The Globe and Mail- Canadian companies had their busiest three months of deal making since the credit crisis hit in 2008, according to PricewaterhouseCoopers LLP, doing 836 deals worth $57-billion in the second quarter as “mega deals” returned to the market.

The majority of the deals were in the materials, energy and financial sectors at 61 per cent. There was a “notable” surge in the consumer discretionary, information technology and industrial sectors, which together accounted for 31 per cent of the deals.
The number of deals increased by 10 per cent over the second quarter of 2010, while the dollar volume jumped 64 per cent.

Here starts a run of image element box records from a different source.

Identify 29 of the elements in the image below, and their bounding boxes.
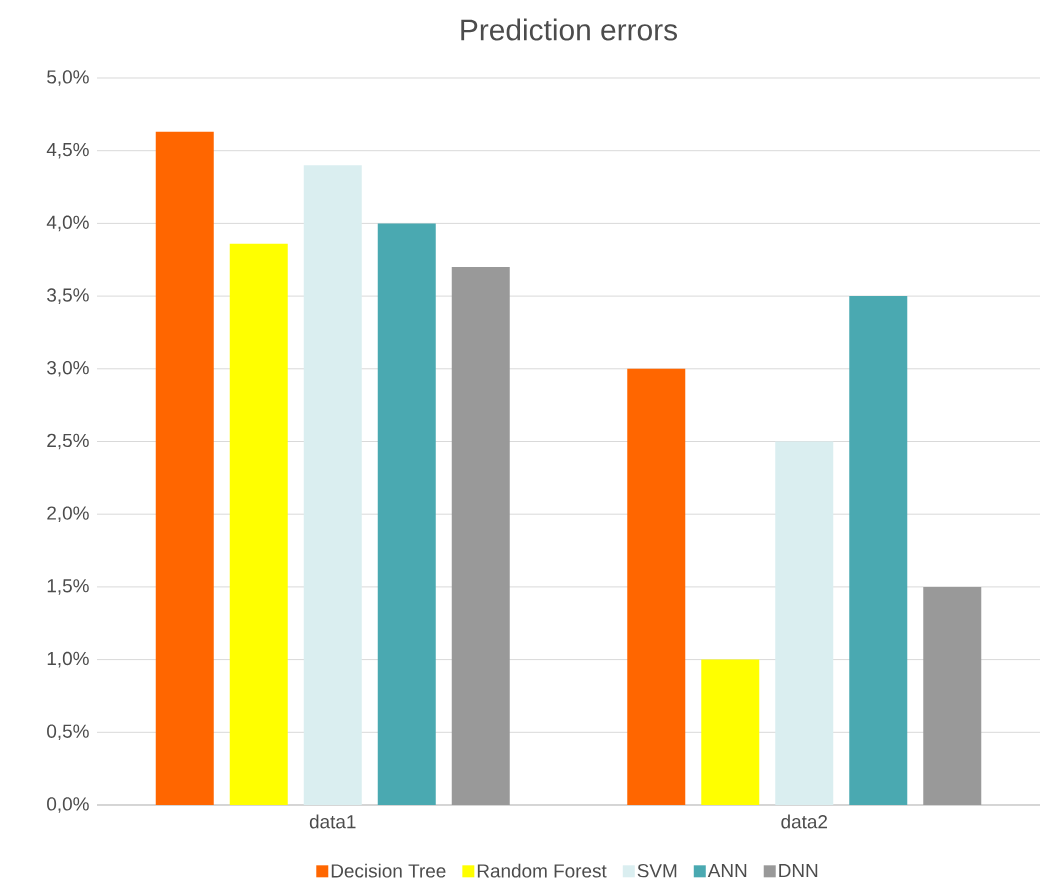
chart-title: Prediction errors xyxy=(461,18,677,41)
bar xyxy=(451,267,510,805)
y-tick-label: 4,0% xyxy=(46,215,89,232)
bar xyxy=(775,441,834,805)
bar xyxy=(303,165,362,805)
bar xyxy=(627,368,686,805)
legend-label: Random Forest xyxy=(477,863,607,878)
y-tick-label: 3,0% xyxy=(47,360,89,377)
bar xyxy=(155,131,214,805)
legend-label: Decision Tree xyxy=(331,863,446,878)
legend-label: DNN xyxy=(779,864,818,878)
y-tick-label: 3,5% xyxy=(47,288,89,304)
y-tick-label: 1,5% xyxy=(47,579,89,595)
x-tick-label: data1 xyxy=(309,814,356,829)
bar xyxy=(701,659,760,805)
bar xyxy=(923,586,982,805)
bar xyxy=(377,223,436,805)
legend-label: SVM xyxy=(637,863,677,878)
y-tick-label: 1,0% xyxy=(47,651,89,668)
bar xyxy=(849,296,908,805)
y-tick-label: 2,0% xyxy=(47,506,89,523)
y-tick-label: 0,5% xyxy=(47,724,89,741)
legend-label: ANN xyxy=(707,864,747,878)
y-tick-label: 0,0% xyxy=(47,797,89,813)
y-tick-label: 4,5% xyxy=(46,142,89,159)
x-tick-label: data2 xyxy=(781,814,827,829)
y-tick-label: 2,5% xyxy=(47,433,89,450)
bar xyxy=(229,243,288,805)
y-tick-label: 5,0% xyxy=(47,70,89,86)
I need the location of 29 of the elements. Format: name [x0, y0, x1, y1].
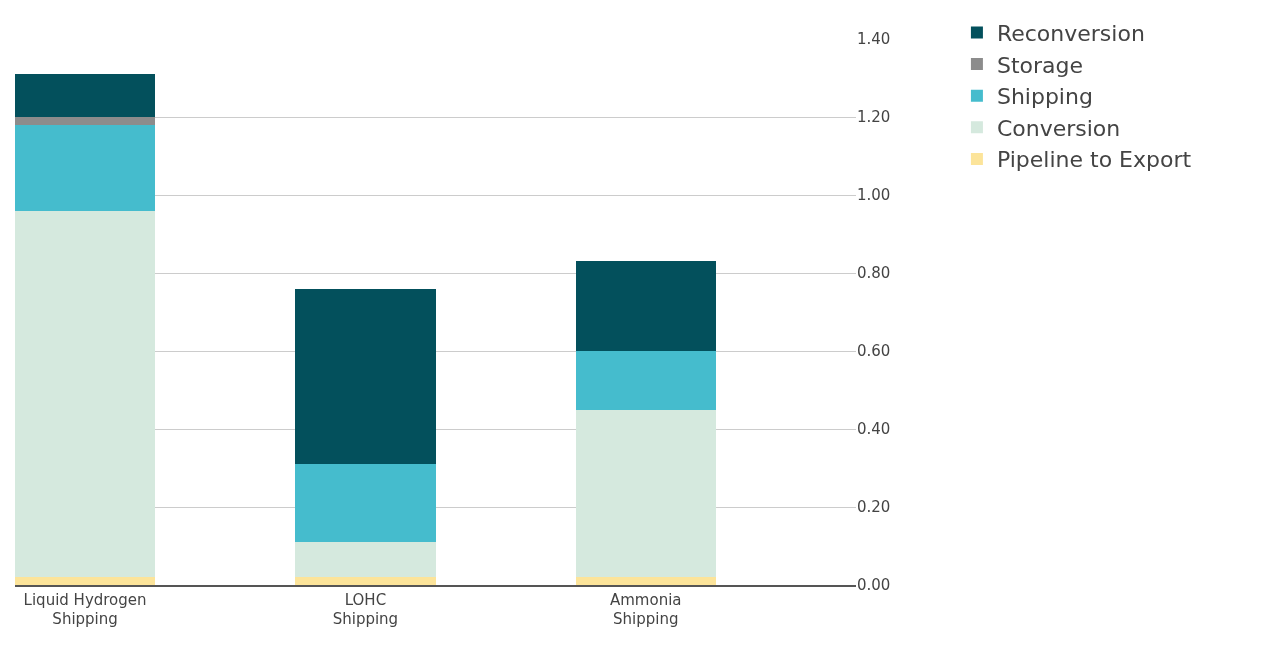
- bar: [575, 261, 716, 351]
- y-tick-label: 0.40: [857, 420, 891, 439]
- bar: [575, 409, 716, 578]
- bar: [575, 351, 716, 410]
- y-tick-label: 0.80: [857, 264, 891, 283]
- y-tick-label: 1.40: [857, 30, 891, 49]
- bar: [295, 542, 436, 578]
- bar: [15, 117, 156, 125]
- y-tick-label: 0.60: [857, 342, 891, 361]
- legend-label: Conversion: [996, 115, 1121, 141]
- bar: [15, 210, 156, 578]
- bar: [15, 577, 156, 585]
- legend-label: Storage: [996, 52, 1083, 78]
- legend-label: Reconversion: [996, 21, 1145, 47]
- x-tick-label: Ammonia Shipping: [609, 590, 682, 629]
- legend-label: Shipping: [996, 84, 1093, 110]
- y-tick-label: 0.20: [857, 498, 891, 517]
- y-tick-label: 0.00: [857, 576, 891, 595]
- legend-label: Pipeline to Export: [996, 147, 1192, 173]
- bar: [15, 74, 156, 117]
- x-tick-label: Liquid Hydrogen Shipping: [23, 590, 147, 629]
- y-tick-label: 1.00: [857, 186, 891, 205]
- bar: [575, 577, 716, 585]
- bar: [295, 464, 436, 543]
- bar: [295, 577, 436, 585]
- x-tick-label: LOHC Shipping: [332, 590, 399, 629]
- bar: [295, 288, 436, 465]
- y-tick-label: 1.20: [857, 108, 891, 127]
- bar: [15, 124, 156, 211]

“The second quarter was characterized by dismal global news,” the report states. “Athens burned, a Japanese nuclear meltdown was narrowly averted and for the first time in history the creditworthiness the U.S. was called into question. Capital markets are confused and the consensus is that the recovery is extremely fragile. It’s bad news all around – except for the Canadian merger and acquisition market.”

The report said 16 deals worth more than $1-billion – so called megadeals – made a comeback in the quarter. Some of the deals included Barrick Gold’s pending $7.8-billion acquisition of Equinox Minerals, a technology consortium bidding $4.5-billion Nortel Networks patents, and Intact Financial’s $2.7-billion takeover of AXA Canada.

The mid-market segment – deals worth $100-million to a billion – saw 71 deals.

“Across all market segments, acquisitions were largely horizontal, pushed by buyers seeking to deploy excess cash and capitalize on access to cheap financing against a backdrop of weak organic growth,” the report states.

The report also noted a “frenzy” in real estate markets, with 90 deals accounting for $9.7-billion. The deals were concentrated in Europe, Canada and Australia. The surge of activity is a “relatively new phenomenon” driven by low interest rates – in the last 10 years the dollar value of real estate deals involving at least one Canadian company has increased by 1,119 per cent.

“The key driver of this trend is an intense thirst for yield by institutional and retail investors,” the report states.